Young lawyers are pushing back against a culture of overwork in Australia’s top commercial firms.
According to The Guardian, two top-tier firms, Gilbert + Tobin and King & Wood Mallesons have been investigated by safe work authorities in New South Wales and Victoria, and advocacy groups commented that a culture of overwork and exhaustion is apparent throughout the industry.
The Legal Forecast, a not-for-profit group that provides support for students and early-career lawyers, has put out a position paper, calling on law firms to change the pattern of work.
Alex Solo worked as a graduate at a top-tier firm from 2013 to 2017. He told Guardian Australia them that overworking would be familiar to any lawyer.
“Staying back late is part of the culture,” he said. “Leaving at 5pm is sort of laughed at. If you worked a late night, you wouldn’t go home. You don’t really sleep. You’d go home the next day and have a nap, but you’d work all through the evening.”
The long hours often exacerbated poor mental health issues within the profession, the position paper from the Legal Forecast said.
“Mental health issues are pervasive among the profession and fuelled by the widespread belief that a willingness to work well beyond the standard 38-hour work week is necessary to excel,” the group said.
Edwin Montoya Zorrilla, a spokesman for the Legal Forecast said overwork was due to the system of billable hours, where firms charge clients for each hour their lawyers work.
“It prevents companies from innovating to perform more work in the same time because you are billing by time rather than outcome,” he said. “In other industries, like accounting, it has been superseded by other systems of billing.
“Low-skilled work is dumped on junior lawyers most of the time.

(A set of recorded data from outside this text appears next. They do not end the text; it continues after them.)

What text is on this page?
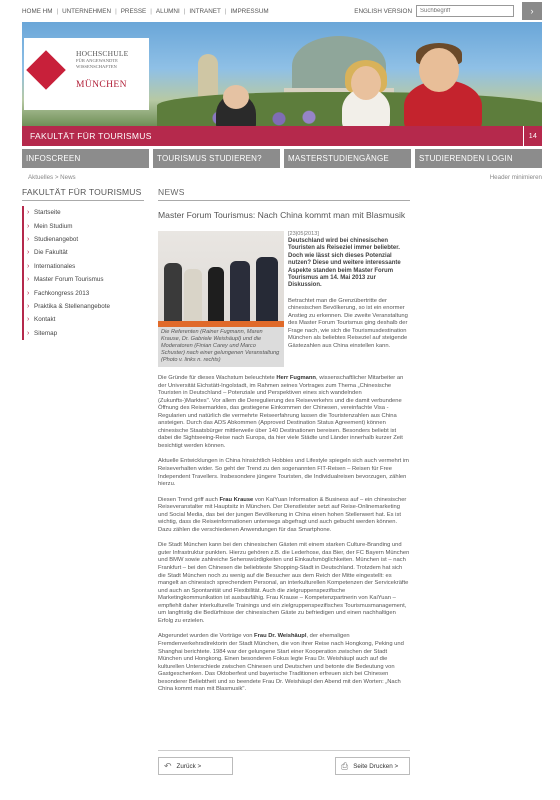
HOME HM | UNTERNEHMEN | PRESSE | ALUMNI | INTRANET | IMPRESSUM	ENGLISH VERSION
Suchbegriff	›
HOCHSCHULE
FÜR ANGEWANDTE
WISSENSCHAFTEN
MÜNCHEN
FAKULTÄT FÜR TOURISMUS	14
INFOSCREEN	TOURISMUS STUDIEREN?	MASTERSTUDIENGÄNGE	STUDIERENDEN LOGIN
Aktuelles > News	Header minimieren
FAKULTÄT FÜR TOURISMUS
› Startseite
› Mein Studium
› Studienangebot
› Die Fakultät
› Internationales
› Master Forum Tourismus
› Fachkongress 2013
› Praktika & Stellenangebote
› Kontakt
› Sitemap
NEWS
Master Forum Tourismus: Nach China kommt man mit Blasmusik
Die Referenten (Rainer Fugmann, Maren Krause, Dr. Gabriele Weishäupl) und die Moderatoren (Finian Carey und Marco Schuster) nach einer gelungenen Veranstaltung (Photo v. links n. rechts)
[23|05|2013]
Deutschland wird bei chinesischen Touristen als Reiseziel immer beliebter. Doch wie lässt sich dieses Potenzial nutzen? Diese und weitere interessante Aspekte standen beim Master Forum Tourismus am 14. Mai 2013 zur Diskussion.
Betrachtet man die Grenzübertritte der chinesischen Bevölkerung, so ist ein enormer Anstieg zu erkennen. Die zweite Veranstaltung des Master Forum Tourismus ging deshalb der Frage nach, wie sich die Tourismusdestination München als beliebtes Reiseziel auf steigende Gästezahlen aus China einstellen kann.

Die Gründe für dieses Wachstum beleuchtete Herr Fugmann, wissenschaftlicher Mitarbeiter an der Universität Eichstätt-Ingolstadt, im Rahmen seines Vortrages zum Thema „Chinesische Touristen in Deutschland – Potenziale und Perspektiven eines sich wandelnden (Zukunfts-)Marktes". Vor allem die Deregulierung des Reiseverkehrs und die damit verbundene Öffnung des Reisemarktes, das gestiegene Einkommen der Chinesen, vereinfachte Visa - Regularien und natürlich die vermehrte Reiseerfahrung lassen die Touristenzahlen aus China ansteigen. Durch das ADS Abkommen (Approved Destination Status Agreement) können chinesische Staatsbürger mittlerweile über 140 Destinationen bereisen. Besonders beliebt ist dabei die Sightseeing-Reise nach Europa, da hier viele Städte und Länder innerhalb kurzer Zeit besichtigt werden können.

Aktuelle Entwicklungen in China hinsichtlich Hobbies und Lifestyle spiegeln sich auch vermehrt im Reiseverhalten wider. So geht der Trend zu den sogenannten FIT-Reisen – Reisen für Free Independent Travellers. Insbesondere jüngere Touristen, die Individualreisen bevorzugen, zählen hierzu.

Diesen Trend griff auch Frau Krause von KaiYuan Information & Business auf – ein chinesischer Reiseveranstalter mit Hauptsitz in München. Der Dienstleister setzt auf Reise-Onlinemarketing und Social Media, das bei der jungen Bevölkerung in China einen hohen Stellenwert hat. Es ist wichtig, dass die Reiseinformationen unterwegs abgefragt und auch gebucht werden können. Dazu zählen die verschiedenen Anwendungen für das Smartphone.

Die Stadt München kann bei den chinesischen Gästen mit einem starken Culture-Branding und guter Infrastruktur punkten. Hierzu gehören z.B. die Lederhose, das Bier, der FC Bayern München und BMW sowie zahlreiche Sehenswürdigkeiten und Einkaufsmöglichkeiten. München ist – nach Frankfurt – bei den Chinesen die beliebteste Shopping-Stadt in Deutschland. Trotzdem hat sich die Stadt München noch zu wenig auf die Besucher aus dem Reich der Mitte eingestellt: es mangelt an chinesisch sprechendem Personal, an interkulturellen Kompetenzen der Servicekräfte und auch an Spontanität und Flexibilität. Auch die zielgruppenspezifische Marketingkommunikation ist ausbaufähig. Frau Krause – Kompetenzpartnerin von KaiYuan – empfiehlt daher interkulturelle Trainings und ein zielgruppenspezifisches Tourismusmanagement, um langfristig die Bedürfnisse der chinesischen Gäste zu befriedigen und einen nachhaltigen Erfolg zu erzielen.

Abgerundet wurden die Vorträge von Frau Dr. Weishäupl, der ehemaligen Fremdenverkehrsdirektorin der Stadt München, die von ihrer Reise nach Hongkong, Peking und Shanghai berichtete. 1984 war der gelungene Start einer Kooperation zwischen der Stadt München und Hongkong. Einen besonderen Fokus legte Frau Dr. Weishäupl auch auf die kulturellen Unterschiede zwischen Chinesen und Deutschen und betonte die Bedeutung von Gastgeschenken. Das Oktoberfest und bayerische Traditionen erfreuen sich bei Chinesen besonderer Beliebtheit und so beendete Frau Dr. Weishäupl den Abend mit den Worten: „Nach China kommt man mit Blasmusik".

↶ Zurück >	⎙ Seite Drucken >
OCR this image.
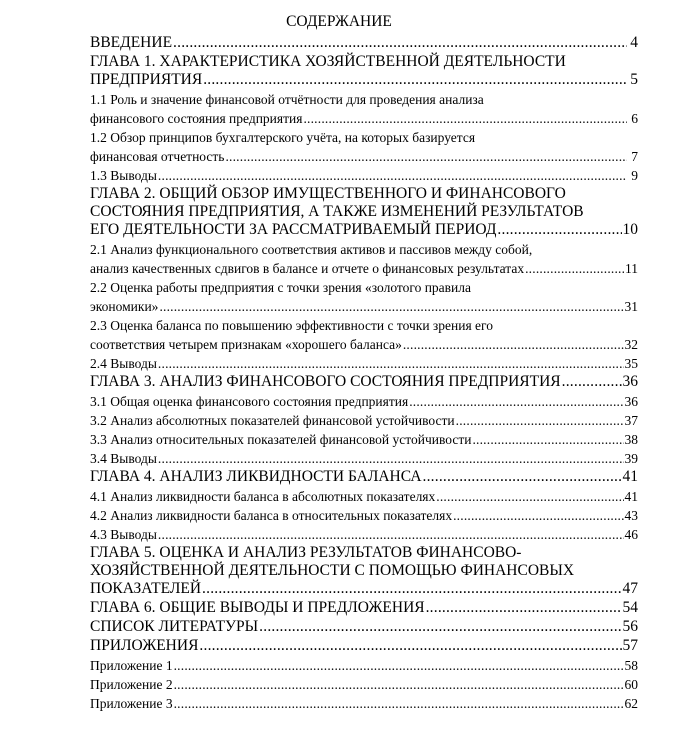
СОДЕРЖАНИЕ
ВВЕДЕНИЕ .....	4
ГЛАВА 1. ХАРАКТЕРИСТИКА ХОЗЯЙСТВЕННОЙ ДЕЯТЕЛЬНОСТИ
ПРЕДПРИЯТИЯ .....	5
1.1 Роль и значение финансовой отчётности для проведения анализа
финансового состояния предприятия .....	6
1.2 Обзор принципов бухгалтерского учёта, на которых базируется
финансовая отчетность .....	7
1.3 Выводы .....	9
ГЛАВА 2. ОБЩИЙ ОБЗОР ИМУЩЕСТВЕННОГО И ФИНАНСОВОГО
СОСТОЯНИЯ ПРЕДПРИЯТИЯ, А ТАКЖЕ ИЗМЕНЕНИЙ РЕЗУЛЬТАТОВ
ЕГО ДЕЯТЕЛЬНОСТИ ЗА РАССМАТРИВАЕМЫЙ ПЕРИОД .....	10
2.1 Анализ функционального соответствия активов и пассивов между собой,
анализ качественных сдвигов в балансе и отчете о финансовых результатах .....	11
2.2 Оценка работы предприятия с точки зрения «золотого правила
экономики» .....	31
2.3 Оценка баланса по повышению эффективности с точки зрения его
соответствия четырем признакам «хорошего баланса» .....	32
2.4 Выводы .....	35
ГЛАВА 3. АНАЛИЗ ФИНАНСОВОГО СОСТОЯНИЯ ПРЕДПРИЯТИЯ .....	36
3.1 Общая оценка финансового состояния предприятия .....	36
3.2 Анализ абсолютных показателей финансовой устойчивости .....	37
3.3 Анализ относительных показателей финансовой устойчивости .....	38
3.4 Выводы .....	39
ГЛАВА 4. АНАЛИЗ ЛИКВИДНОСТИ БАЛАНСА .....	41
4.1 Анализ ликвидности баланса в абсолютных показателях .....	41
4.2 Анализ ликвидности баланса в относительных показателях .....	43
4.3 Выводы .....	46
ГЛАВА 5. ОЦЕНКА И АНАЛИЗ РЕЗУЛЬТАТОВ ФИНАНСОВО-
ХОЗЯЙСТВЕННОЙ ДЕЯТЕЛЬНОСТИ С ПОМОЩЬЮ ФИНАНСОВЫХ
ПОКАЗАТЕЛЕЙ .....	47
ГЛАВА 6. ОБЩИЕ ВЫВОДЫ И ПРЕДЛОЖЕНИЯ .....	54
СПИСОК ЛИТЕРАТУРЫ .....	56
ПРИЛОЖЕНИЯ .....	57
Приложение 1 .....	58
Приложение 2 .....	60
Приложение 3 .....	62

Because their performance is measured around billable work, there’s really no limit to how much work that can be put on them. Their work is whatever is necessary for what the senior lawyer has to do.”

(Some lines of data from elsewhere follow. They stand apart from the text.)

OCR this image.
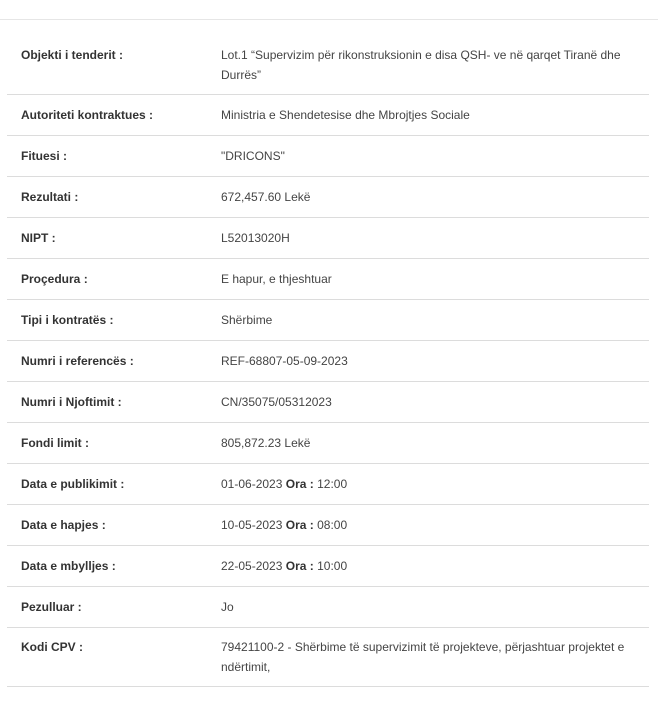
Objekti i tenderit :	Lot.1 “Supervizim për rikonstruksionin e disa QSH- ve në qarqet Tiranë dhe Durrës”
Autoriteti kontraktues :	Ministria e Shendetesise dhe Mbrojtjes Sociale
Fituesi :	"DRICONS"
Rezultati :	672,457.60 Lekë
NIPT :	L52013020H
Proçedura :	E hapur, e thjeshtuar
Tipi i kontratës :	Shërbime
Numri i referencës :	REF-68807-05-09-2023
Numri i Njoftimit :	CN/35075/05312023
Fondi limit :	805,872.23 Lekë
Data e publikimit :	01-06-2023 Ora : 12:00
Data e hapjes :	10-05-2023 Ora : 08:00
Data e mbylljes :	22-05-2023 Ora : 10:00
Pezulluar :	Jo
Kodi CPV :	79421100-2 - Shërbime të supervizimit të projekteve, përjashtuar projektet e ndërtimit,
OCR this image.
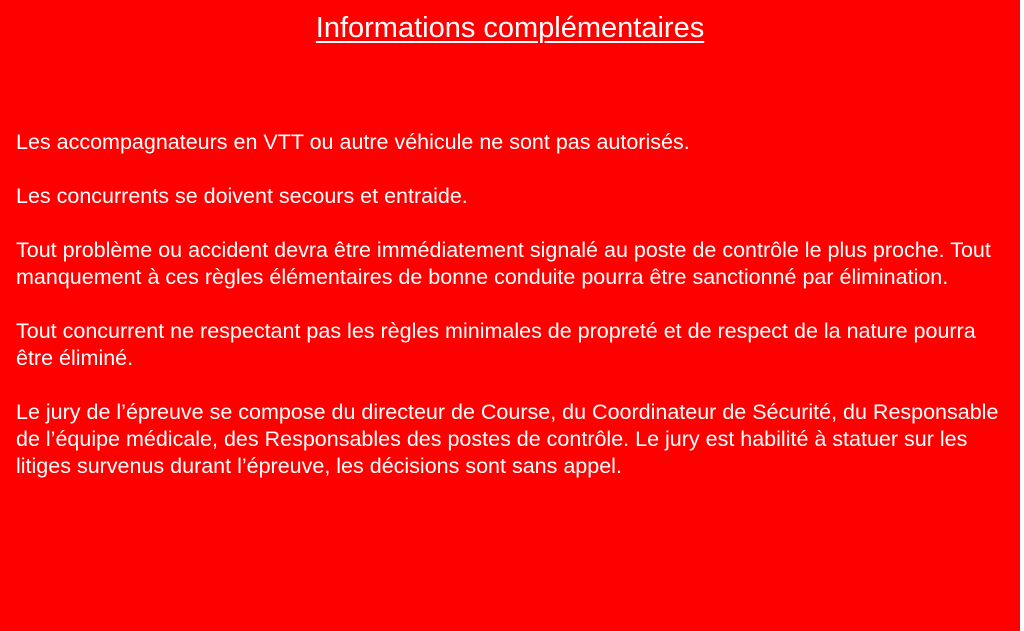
Informations complémentaires

Les accompagnateurs en VTT ou autre véhicule ne sont pas autorisés.

Les concurrents se doivent secours et entraide.

Tout problème ou accident devra être immédiatement signalé au poste de contrôle le plus proche. Tout manquement à ces règles élémentaires de bonne conduite pourra être sanctionné par élimination.

Tout concurrent ne respectant pas les règles minimales de propreté et de respect de la nature pourra être éliminé.

Le jury de l’épreuve se compose du directeur de Course, du Coordinateur de Sécurité, du Responsable de l’équipe médicale, des Responsables des postes de contrôle. Le jury est habilité à statuer sur les litiges survenus durant l’épreuve, les décisions sont sans appel.
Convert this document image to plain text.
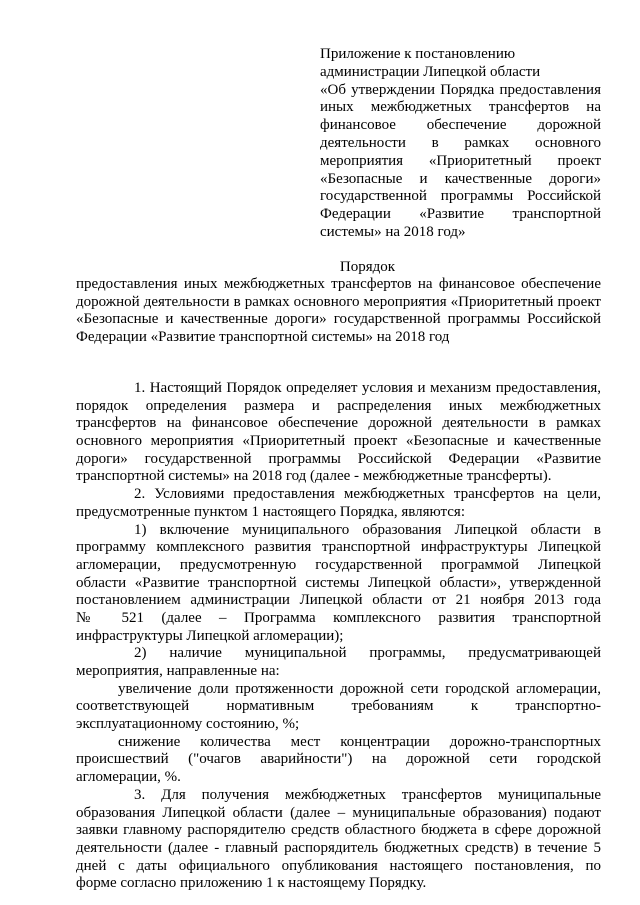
Приложение к постановлению
администрации Липецкой области
«Об утверждении Порядка предоставления
иных межбюджетных трансфертов на
финансовое обеспечение дорожной
деятельности в рамках основного
мероприятия «Приоритетный проект
«Безопасные и качественные дороги»
государственной программы Российской
Федерации «Развитие транспортной
системы» на 2018 год»
Порядок
предоставления иных межбюджетных трансфертов на финансовое обеспечение
дорожной деятельности в рамках основного мероприятия «Приоритетный проект
«Безопасные и качественные дороги» государственной программы Российской
Федерации «Развитие транспортной системы» на 2018 год
1. Настоящий Порядок определяет условия и механизм предоставления,
порядок определения размера и распределения иных межбюджетных
трансфертов на финансовое обеспечение дорожной деятельности в рамках
основного мероприятия «Приоритетный проект «Безопасные и качественные
дороги» государственной программы Российской Федерации «Развитие
транспортной системы» на 2018 год (далее - межбюджетные трансферты).
2. Условиями предоставления межбюджетных трансфертов на цели,
предусмотренные пунктом 1 настоящего Порядка, являются:
1) включение муниципального образования Липецкой области в
программу комплексного развития транспортной инфраструктуры Липецкой
агломерации, предусмотренную государственной программой Липецкой
области «Развитие транспортной системы Липецкой области», утвержденной
постановлением администрации Липецкой области от 21 ноября 2013 года
№ 521 (далее – Программа комплексного развития транспортной
инфраструктуры Липецкой агломерации);
2) наличие муниципальной программы, предусматривающей
мероприятия, направленные на:
увеличение доли протяженности дорожной сети городской агломерации,
соответствующей нормативным требованиям к транспортно-
эксплуатационному состоянию, %;
снижение количества мест концентрации дорожно-транспортных
происшествий ("очагов аварийности") на дорожной сети городской
агломерации, %.
3. Для получения межбюджетных трансфертов муниципальные
образования Липецкой области (далее – муниципальные образования) подают
заявки главному распорядителю средств областного бюджета в сфере дорожной
деятельности (далее - главный распорядитель бюджетных средств) в течение 5
дней с даты официального опубликования настоящего постановления, по
форме согласно приложению 1 к настоящему Порядку.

Last year, the Law Society’s Junior Lawyers Division ran a survey for young lawyers in the UK, where more than half of respondents said they regularly or occasionally feel unable to cope at work because of pressure. The source of this stress? The data showed that 65% blame their “high workload”. It would also appear law firm partners aren’t helping stress levels either, with 50% of JLD members citing “ineffective management” as a cause. Other contributing factors name-checked by respondents included lack of support, client demands, and billing targets.

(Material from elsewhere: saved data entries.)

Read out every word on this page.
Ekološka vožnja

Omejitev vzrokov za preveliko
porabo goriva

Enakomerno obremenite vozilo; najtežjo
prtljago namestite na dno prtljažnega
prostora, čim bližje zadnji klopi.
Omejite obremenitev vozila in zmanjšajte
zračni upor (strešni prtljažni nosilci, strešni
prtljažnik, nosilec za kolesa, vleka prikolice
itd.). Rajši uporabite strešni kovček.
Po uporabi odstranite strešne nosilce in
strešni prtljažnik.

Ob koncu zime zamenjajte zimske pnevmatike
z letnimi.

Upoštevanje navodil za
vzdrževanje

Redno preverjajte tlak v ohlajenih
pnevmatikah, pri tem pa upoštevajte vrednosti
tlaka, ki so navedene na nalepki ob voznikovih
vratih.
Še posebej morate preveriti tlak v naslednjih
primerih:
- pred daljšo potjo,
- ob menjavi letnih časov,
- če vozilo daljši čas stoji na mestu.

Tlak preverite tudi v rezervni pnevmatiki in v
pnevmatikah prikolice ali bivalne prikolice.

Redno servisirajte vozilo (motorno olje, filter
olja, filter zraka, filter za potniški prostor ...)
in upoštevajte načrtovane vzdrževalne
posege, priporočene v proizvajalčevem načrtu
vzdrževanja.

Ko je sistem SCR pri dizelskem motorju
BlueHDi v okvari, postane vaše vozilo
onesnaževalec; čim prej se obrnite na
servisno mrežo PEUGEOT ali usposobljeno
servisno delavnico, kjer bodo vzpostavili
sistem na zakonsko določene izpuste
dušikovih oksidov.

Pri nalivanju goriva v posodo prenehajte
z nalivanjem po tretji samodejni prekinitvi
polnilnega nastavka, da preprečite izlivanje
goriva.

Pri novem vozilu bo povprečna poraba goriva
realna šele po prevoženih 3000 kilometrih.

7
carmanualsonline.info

And this stress seems to be having a knock-on effect. According to the study, 53% of juniors have nearly made a mistake that would not have happened if they were not overworked, while 45% revealed their family life and personal relationships have suffered.
This research is likely no surprise to those in the legal profession. In 2016, research by virtual law firm Keystone Law revealed 67% of lawyers felt they were more stressed than those working in other professions. A whopping 80% of the 300 associate and partners surveyed cited workload as the number one source of their stress.
Speaking about the pushback regarding overwork in Australia, Zorrilla said speaking out about the culture was a career risk for young lawyers.
“We commend any individuals who are coming forth in the course of these investigations,” he said. “It takes a lot of courage to do so. It generates some amount of risk for people’s careers. Nobody wants to be seen as the one who can’t keep up with the demands of the firm.
“But it should not be incumbent on individuals to drive the change themselves. Pointing the finger at one or two companies is not going to lead to any widespread change. It needs to come from the top down.
“Every time this is brought up with someone senior at the firm, the response is that they are also under significant pressure. But you need to think about your grads in firms in more than just what they can provide in billable hours.”